Toch kwam er ook kritiek uit de zaal, voornamelijk van de aanwezige Congolezen. Zij benadrukten dat hun land zelf geen wapens produceert en vroegen zich luidop af vanwaar ze dan wel afkomstig waren. Ook de onderzoeksmethode lag onder vuur nadat bleek dat drie vierde van de geïnterviewde gezinshoofden van het mannelijke geslacht waren. Een Congolese vrouwenactiviste repliceerde dat het merendeel van het geweld in de regio door mannen wordt gepleegd en het daarom verkeerd is om zo weinig vrouwen aan het woord te laten in een onderzoek over onveiligheidsgevoelens.

875 miljoen lichte wapens in de wereld

Wereldwijd zijn er zo’n 875 miljoen kleine en lichte wapens omloop volgens Small Arms Survey.
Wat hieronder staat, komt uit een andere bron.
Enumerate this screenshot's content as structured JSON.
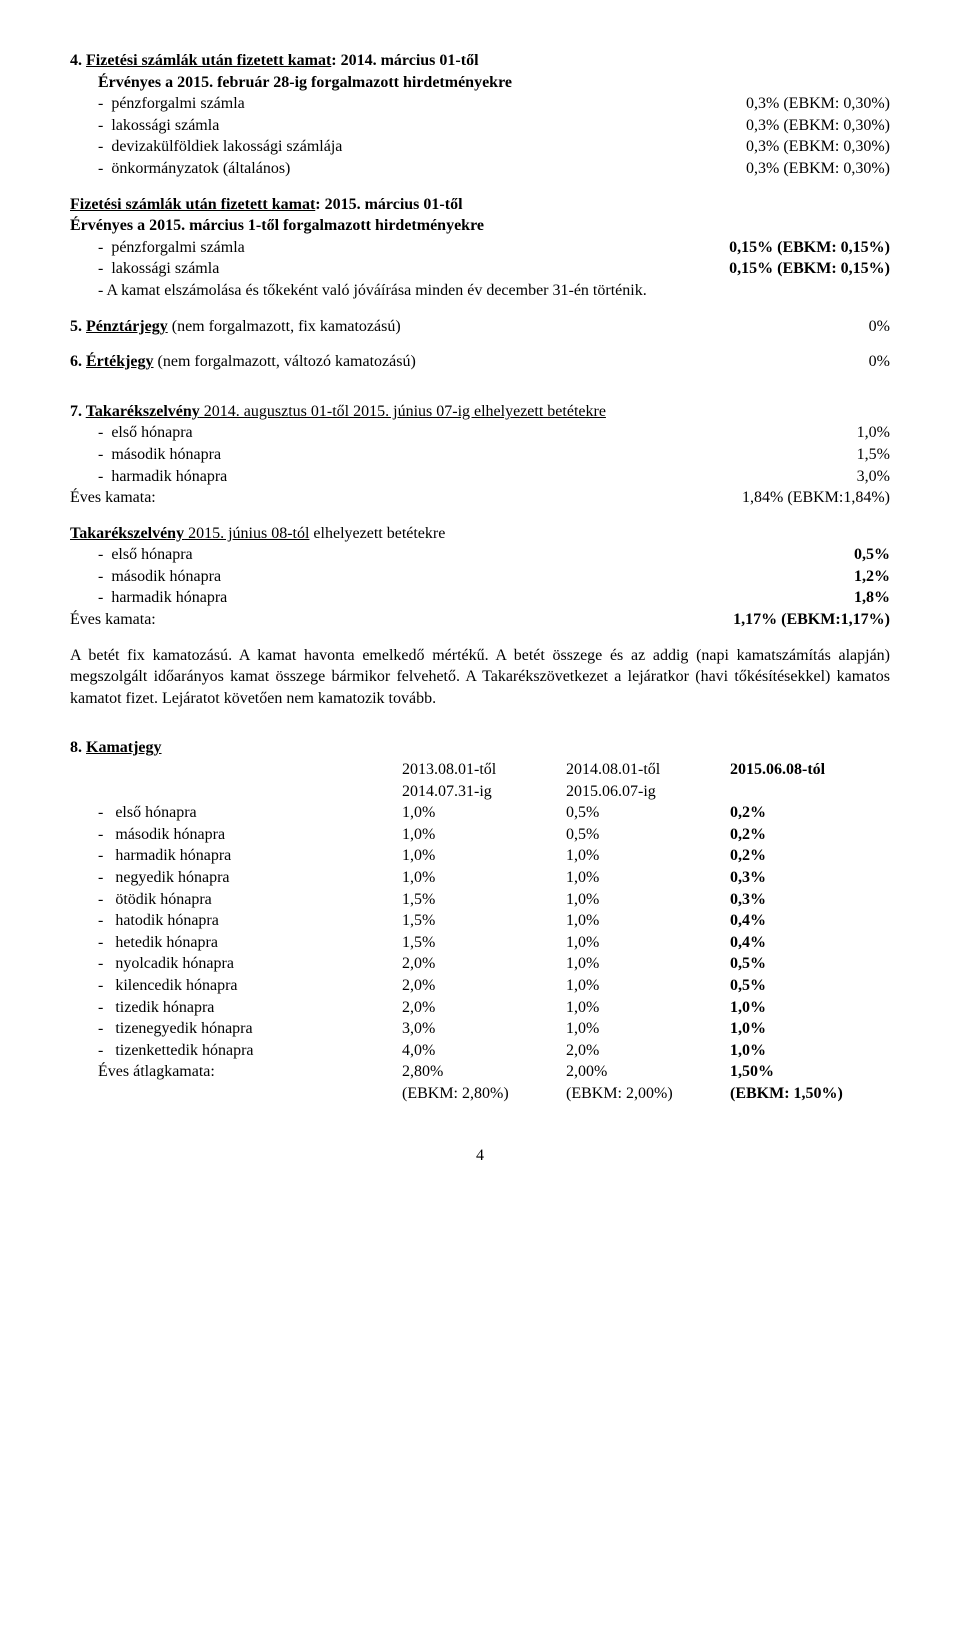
{
  "sec4": {
    "heading_num": "4.",
    "heading_title": "Fizetési számlák után fizetett kamat",
    "heading_suffix": ": 2014. március 01-től",
    "subtitle": "Érvényes a 2015. február 28-ig forgalmazott hirdetményekre",
    "rows": [
      {
        "label": "pénzforgalmi számla",
        "val": "0,3% (EBKM: 0,30%)"
      },
      {
        "label": "lakossági számla",
        "val": "0,3% (EBKM: 0,30%)"
      },
      {
        "label": "devizakülföldiek lakossági számlája",
        "val": "0,3% (EBKM: 0,30%)"
      },
      {
        "label": "önkormányzatok (általános)",
        "val": "0,3% (EBKM: 0,30%)"
      }
    ]
  },
  "sec4b": {
    "heading_title": "Fizetési számlák után fizetett kamat",
    "heading_suffix": ": 2015. március 01-től",
    "subtitle": "Érvényes a 2015. március 1-től forgalmazott hirdetményekre",
    "rows": [
      {
        "label": "pénzforgalmi számla",
        "val": "0,15% (EBKM: 0,15%)"
      },
      {
        "label": "lakossági számla",
        "val": "0,15% (EBKM: 0,15%)"
      }
    ],
    "note": "- A kamat elszámolása és tőkeként való jóváírása minden év december 31-én történik."
  },
  "sec5": {
    "heading_num": "5.",
    "label": "Pénztárjegy",
    "suffix": " (nem forgalmazott, fix kamatozású)",
    "val": "0%"
  },
  "sec6": {
    "heading_num": "6.",
    "label": "Értékjegy",
    "suffix": " (nem forgalmazott, változó kamatozású)",
    "val": "0%"
  },
  "sec7": {
    "heading_num": "7.",
    "title_a": "Takarékszelvény",
    "suffix_a": " 2014. augusztus 01-től 2015. június 07-ig elhelyezett betétekre",
    "rows_a": [
      {
        "label": "első hónapra",
        "val": "1,0%"
      },
      {
        "label": "második hónapra",
        "val": "1,5%"
      },
      {
        "label": "harmadik hónapra",
        "val": "3,0%"
      }
    ],
    "eves_a_label": "Éves kamata:",
    "eves_a_val": "1,84% (EBKM:1,84%)",
    "title_b": "Takarékszelvény",
    "suffix_b": " 2015. június 08-tól",
    "suffix_b2": " elhelyezett betétekre",
    "rows_b": [
      {
        "label": "első hónapra",
        "val": "0,5%"
      },
      {
        "label": "második hónapra",
        "val": "1,2%"
      },
      {
        "label": "harmadik hónapra",
        "val": "1,8%"
      }
    ],
    "eves_b_label": "Éves kamata:",
    "eves_b_val": "1,17% (EBKM:1,17%)",
    "para": "A betét fix kamatozású. A kamat havonta emelkedő mértékű. A betét összege és az addig (napi kamatszámítás alapján) megszolgált időarányos kamat összege bármikor felvehető. A Takarékszövetkezet a lejáratkor (havi tőkésítésekkel) kamatos kamatot fizet. Lejáratot követően nem kamatozik tovább."
  },
  "sec8": {
    "heading_num": "8.",
    "title": "Kamatjegy",
    "col_headers": [
      {
        "top": "2013.08.01-től",
        "bot": "2014.07.31-ig",
        "bold": false
      },
      {
        "top": "2014.08.01-től",
        "bot": "2015.06.07-ig",
        "bold": false
      },
      {
        "top": "2015.06.08-tól",
        "bot": "",
        "bold": true
      }
    ],
    "rows": [
      {
        "label": "első hónapra",
        "c": [
          "1,0%",
          "0,5%",
          "0,2%"
        ]
      },
      {
        "label": "második hónapra",
        "c": [
          "1,0%",
          "0,5%",
          "0,2%"
        ]
      },
      {
        "label": "harmadik hónapra",
        "c": [
          "1,0%",
          "1,0%",
          "0,2%"
        ]
      },
      {
        "label": "negyedik hónapra",
        "c": [
          "1,0%",
          "1,0%",
          "0,3%"
        ]
      },
      {
        "label": "ötödik hónapra",
        "c": [
          "1,5%",
          "1,0%",
          "0,3%"
        ]
      },
      {
        "label": "hatodik hónapra",
        "c": [
          "1,5%",
          "1,0%",
          "0,4%"
        ]
      },
      {
        "label": "hetedik hónapra",
        "c": [
          "1,5%",
          "1,0%",
          "0,4%"
        ]
      },
      {
        "label": "nyolcadik hónapra",
        "c": [
          "2,0%",
          "1,0%",
          "0,5%"
        ]
      },
      {
        "label": "kilencedik hónapra",
        "c": [
          "2,0%",
          "1,0%",
          "0,5%"
        ]
      },
      {
        "label": "tizedik hónapra",
        "c": [
          "2,0%",
          "1,0%",
          "1,0%"
        ]
      },
      {
        "label": "tizenegyedik hónapra",
        "c": [
          "3,0%",
          "1,0%",
          "1,0%"
        ]
      },
      {
        "label": "tizenkettedik hónapra",
        "c": [
          "4,0%",
          "2,0%",
          "1,0%"
        ]
      }
    ],
    "avg_label": "Éves átlagkamata:",
    "avg": [
      "2,80%",
      "2,00%",
      "1,50%"
    ],
    "ebkm": [
      "(EBKM: 2,80%)",
      "(EBKM: 2,00%)",
      "(EBKM: 1,50%)"
    ]
  },
  "page_num": "4",
  "table_style": {
    "col_widths": [
      "40%",
      "20%",
      "20%",
      "20%"
    ],
    "bold_last_col": true
  }
}
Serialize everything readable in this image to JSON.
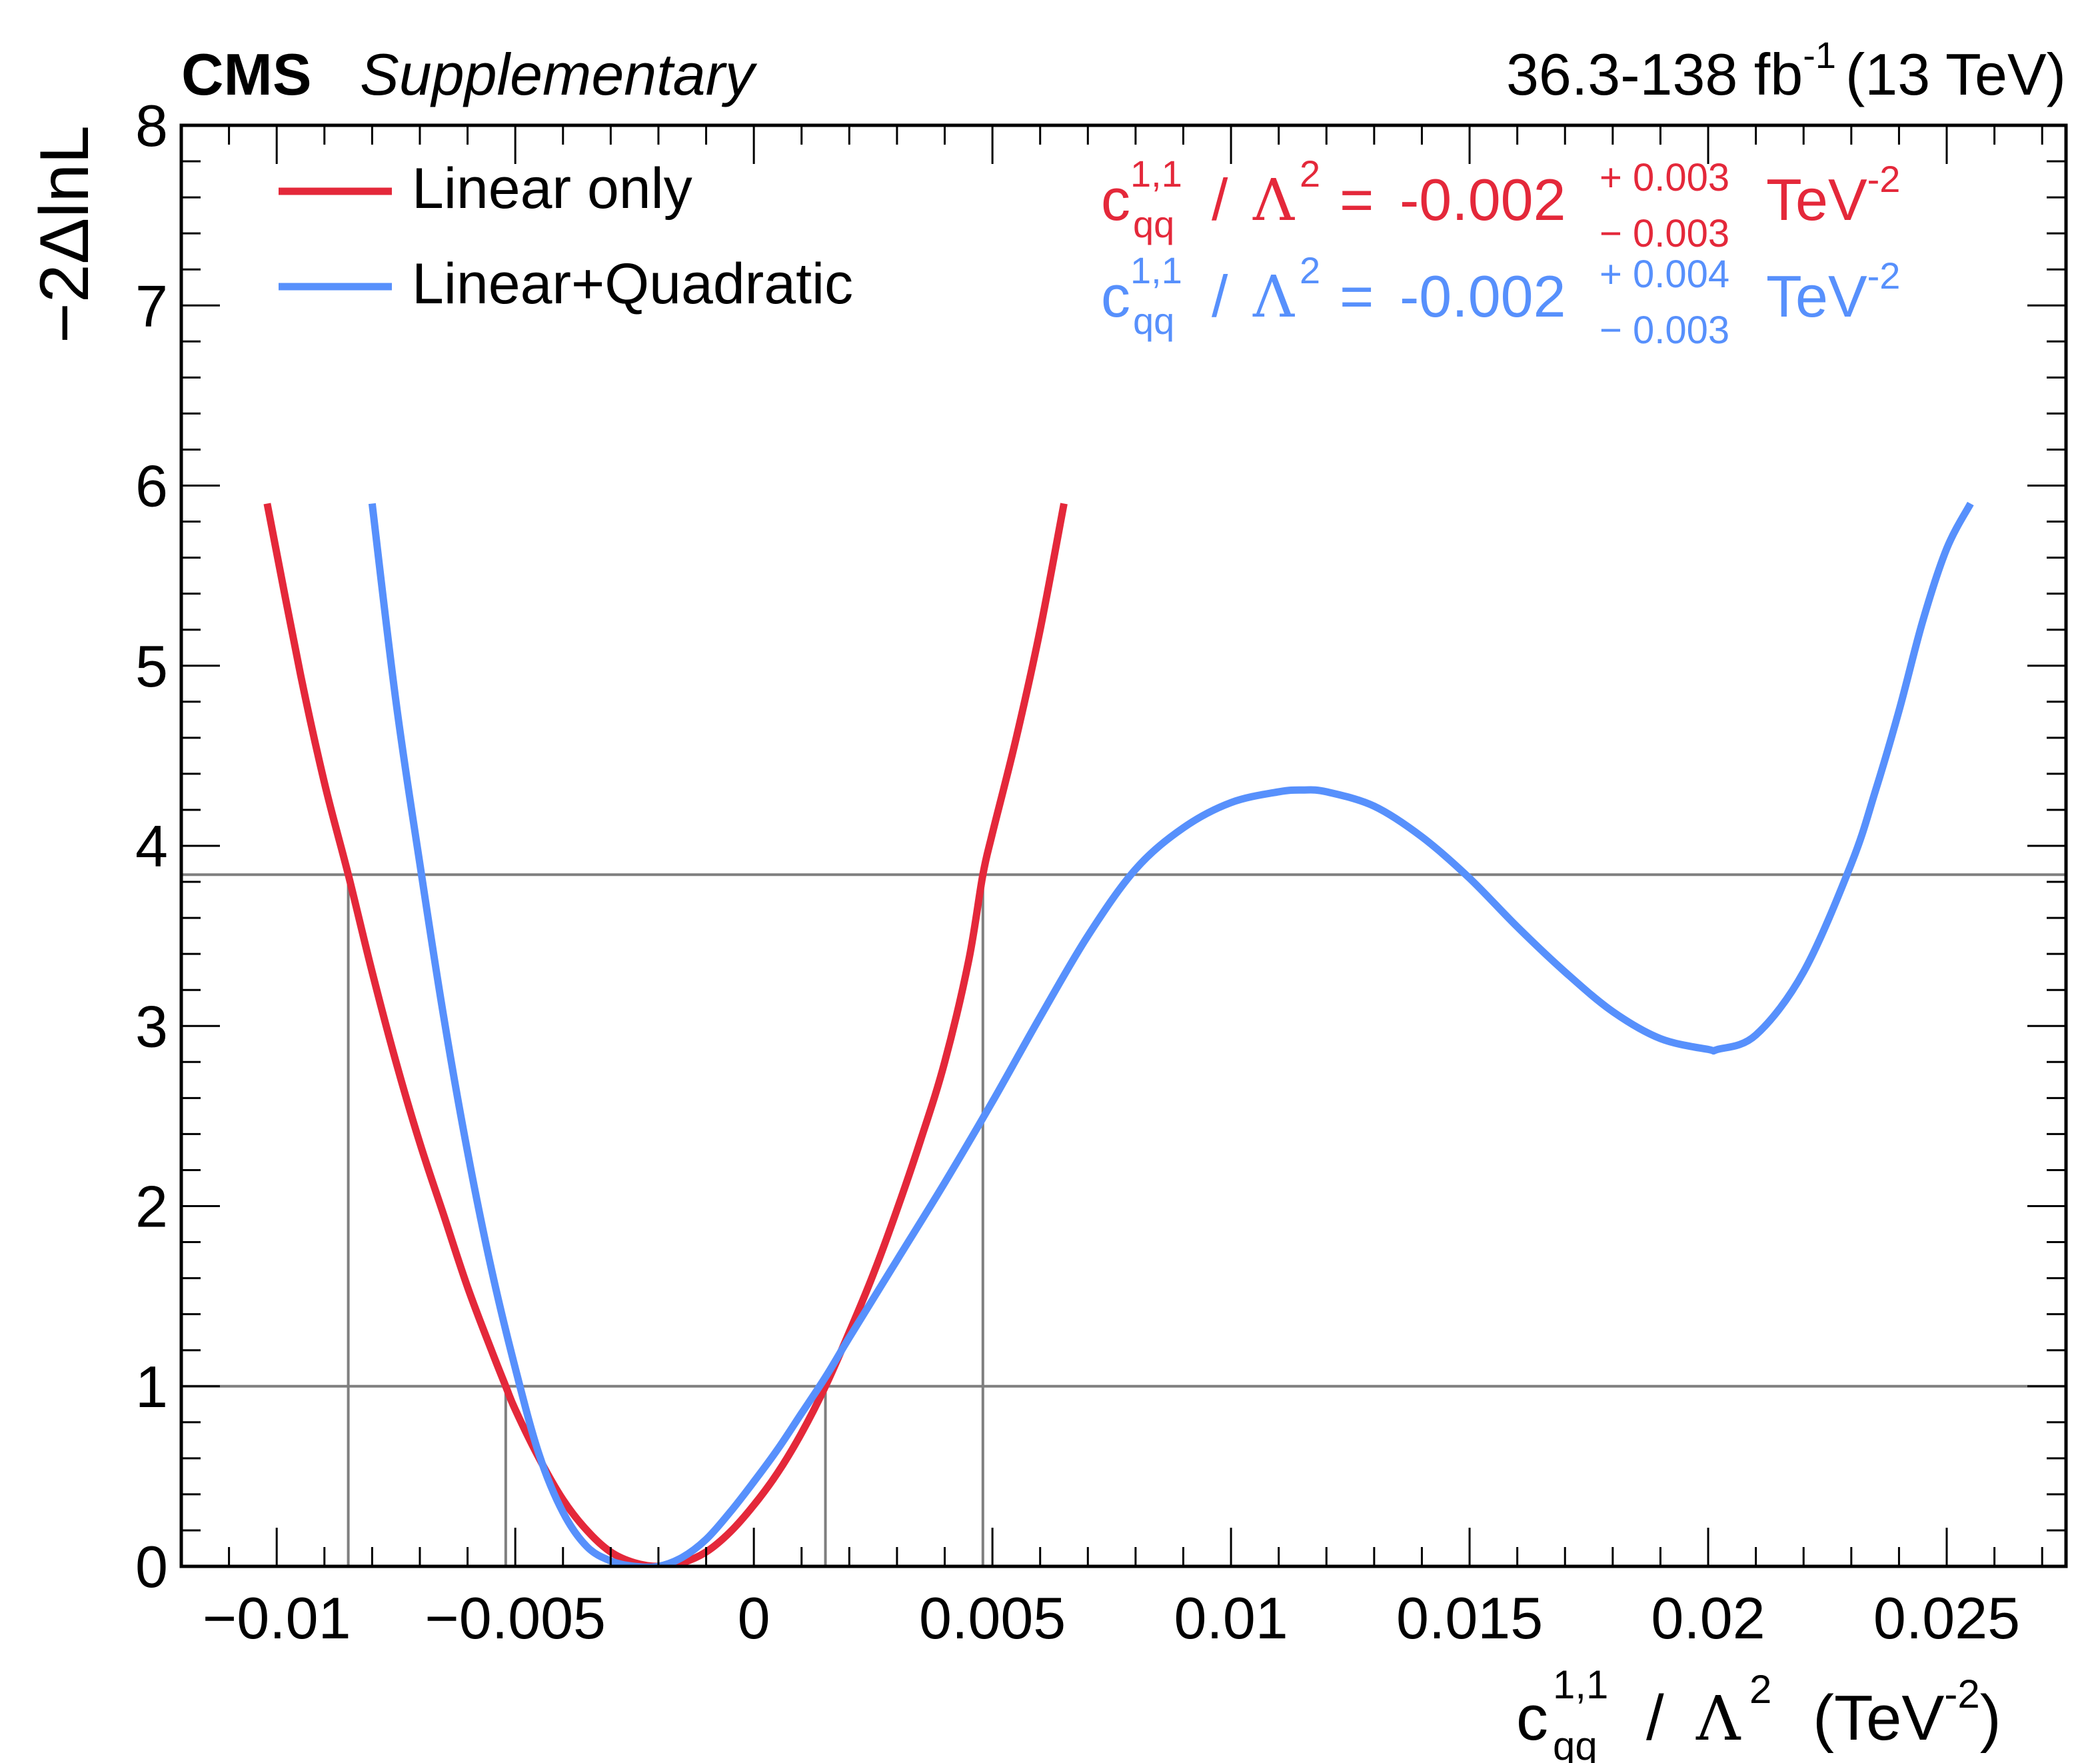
{
  "header": {
    "experiment": "CMS",
    "tag": "Supplementary",
    "lumi_main": "36.3-138 fb",
    "lumi_exp": "-1",
    "energy": "(13 TeV)"
  },
  "colors": {
    "linear": "#e4283a",
    "quadratic": "#5790fc",
    "reference": "#7f7f7f",
    "axis": "#000000"
  },
  "chart_data": {
    "type": "line",
    "title": "",
    "xlabel": "c_qq^{1,1} / Λ^2 (TeV^-2)",
    "xlabel_parts": {
      "c": "c",
      "sup": "1,1",
      "sub": "qq",
      "slash": "/",
      "lambda": "Λ",
      "lambda_sup": "2",
      "unit_open": "(TeV",
      "unit_sup": "-2",
      "unit_close": ")"
    },
    "ylabel": "−2ΔlnL",
    "xlim": [
      -0.012,
      0.0275
    ],
    "ylim": [
      0,
      8
    ],
    "x_ticks": [
      -0.01,
      -0.005,
      0,
      0.005,
      0.01,
      0.015,
      0.02,
      0.025
    ],
    "x_tick_labels": [
      "−0.01",
      "−0.005",
      "0",
      "0.005",
      "0.01",
      "0.015",
      "0.02",
      "0.025"
    ],
    "y_ticks": [
      0,
      1,
      2,
      3,
      4,
      5,
      6,
      7,
      8
    ],
    "y_tick_labels": [
      "0",
      "1",
      "2",
      "3",
      "4",
      "5",
      "6",
      "7",
      "8"
    ],
    "reference_lines": [
      1,
      3.84
    ],
    "interval_markers": [
      -0.0085,
      -0.0052,
      0.0015,
      0.0048
    ],
    "legend_position": "top-left",
    "series": [
      {
        "name": "Linear only",
        "best_fit": -0.002,
        "err_up": 0.003,
        "err_down": 0.003,
        "result": {
          "value": "-0.002",
          "up": "+ 0.003",
          "down": "− 0.003",
          "unit": "TeV",
          "unit_exp": "-2"
        },
        "x": [
          -0.0102,
          -0.0095,
          -0.009,
          -0.0085,
          -0.008,
          -0.0075,
          -0.007,
          -0.0065,
          -0.006,
          -0.0055,
          -0.0052,
          -0.005,
          -0.0045,
          -0.004,
          -0.0035,
          -0.003,
          -0.0025,
          -0.002,
          -0.0015,
          -0.001,
          -0.0005,
          0.0,
          0.0005,
          0.001,
          0.0015,
          0.002,
          0.0025,
          0.003,
          0.0035,
          0.004,
          0.0045,
          0.0048,
          0.005,
          0.0055,
          0.006,
          0.0065
        ],
        "y": [
          5.9,
          4.95,
          4.35,
          3.84,
          3.3,
          2.8,
          2.35,
          1.95,
          1.55,
          1.2,
          1.0,
          0.87,
          0.6,
          0.37,
          0.2,
          0.08,
          0.02,
          0.0,
          0.02,
          0.08,
          0.19,
          0.34,
          0.52,
          0.74,
          1.0,
          1.3,
          1.62,
          1.98,
          2.37,
          2.8,
          3.36,
          3.84,
          4.07,
          4.6,
          5.2,
          5.9
        ]
      },
      {
        "name": "Linear+Quadratic",
        "best_fit": -0.002,
        "err_up": 0.004,
        "err_down": 0.003,
        "result": {
          "value": "-0.002",
          "up": "+ 0.004",
          "down": "− 0.003",
          "unit": "TeV",
          "unit_exp": "-2"
        },
        "x": [
          -0.008,
          -0.0075,
          -0.007,
          -0.0065,
          -0.006,
          -0.0055,
          -0.005,
          -0.0045,
          -0.004,
          -0.0035,
          -0.003,
          -0.0025,
          -0.002,
          -0.0015,
          -0.001,
          -0.0005,
          0.0,
          0.0005,
          0.001,
          0.0015,
          0.002,
          0.003,
          0.004,
          0.005,
          0.006,
          0.007,
          0.008,
          0.009,
          0.01,
          0.011,
          0.0115,
          0.012,
          0.013,
          0.014,
          0.015,
          0.016,
          0.017,
          0.018,
          0.019,
          0.02,
          0.0202,
          0.021,
          0.022,
          0.023,
          0.0235,
          0.024,
          0.0245,
          0.025,
          0.0255
        ],
        "y": [
          5.9,
          4.8,
          3.9,
          3.05,
          2.3,
          1.65,
          1.1,
          0.62,
          0.3,
          0.11,
          0.03,
          0.0,
          0.0,
          0.05,
          0.15,
          0.3,
          0.47,
          0.65,
          0.85,
          1.05,
          1.27,
          1.7,
          2.13,
          2.58,
          3.05,
          3.5,
          3.87,
          4.1,
          4.24,
          4.3,
          4.31,
          4.3,
          4.22,
          4.05,
          3.82,
          3.55,
          3.3,
          3.08,
          2.93,
          2.87,
          2.87,
          2.95,
          3.3,
          3.9,
          4.3,
          4.75,
          5.25,
          5.65,
          5.9
        ]
      }
    ]
  }
}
Enkel 200 miljoen daarvan wordt gebruikt door statelijke actoren als nationale legers. Het overgrote merendeel, zo’n drie kwart, bevindt zich in handen van burgers. Ze worden gebruikt voor zelfbescherming, misdrijven en gewapende conflicten, maar ook voor meer vredelievende activiteiten als de jacht.

De Verenigde Staten zijn het land met het grootste private wapenbezit. Vraag aan honderd willekeurige Amerikanen om al hun wapens te tellen en het totaal zal rond de negentig liggen, becijferde Small Arms Survey. Doe dezelfde oefening echter in Congo en het resultaat is maar anderhalf. Een veel minder indrukwekkend cijfer dus, dat een gevolg is van een samenspel van een aantal factoren.

Ten eerste is Congo een zeer uitgestrekt land dat zich kenmerkt door grote regionale verschillen. Zo wordt het oosten van het land al lang geplaagd door conflicten en onrusten terwijl de situatie in het westen relatief kalm is. Daarnaast telt het gemiddelde Afrikaanse huishouden ook meer leden dan Amerikaanse gezinnen. Berekend per familie zouden de cijfers waarschijnlijk dus dichter bij elkaar liggen.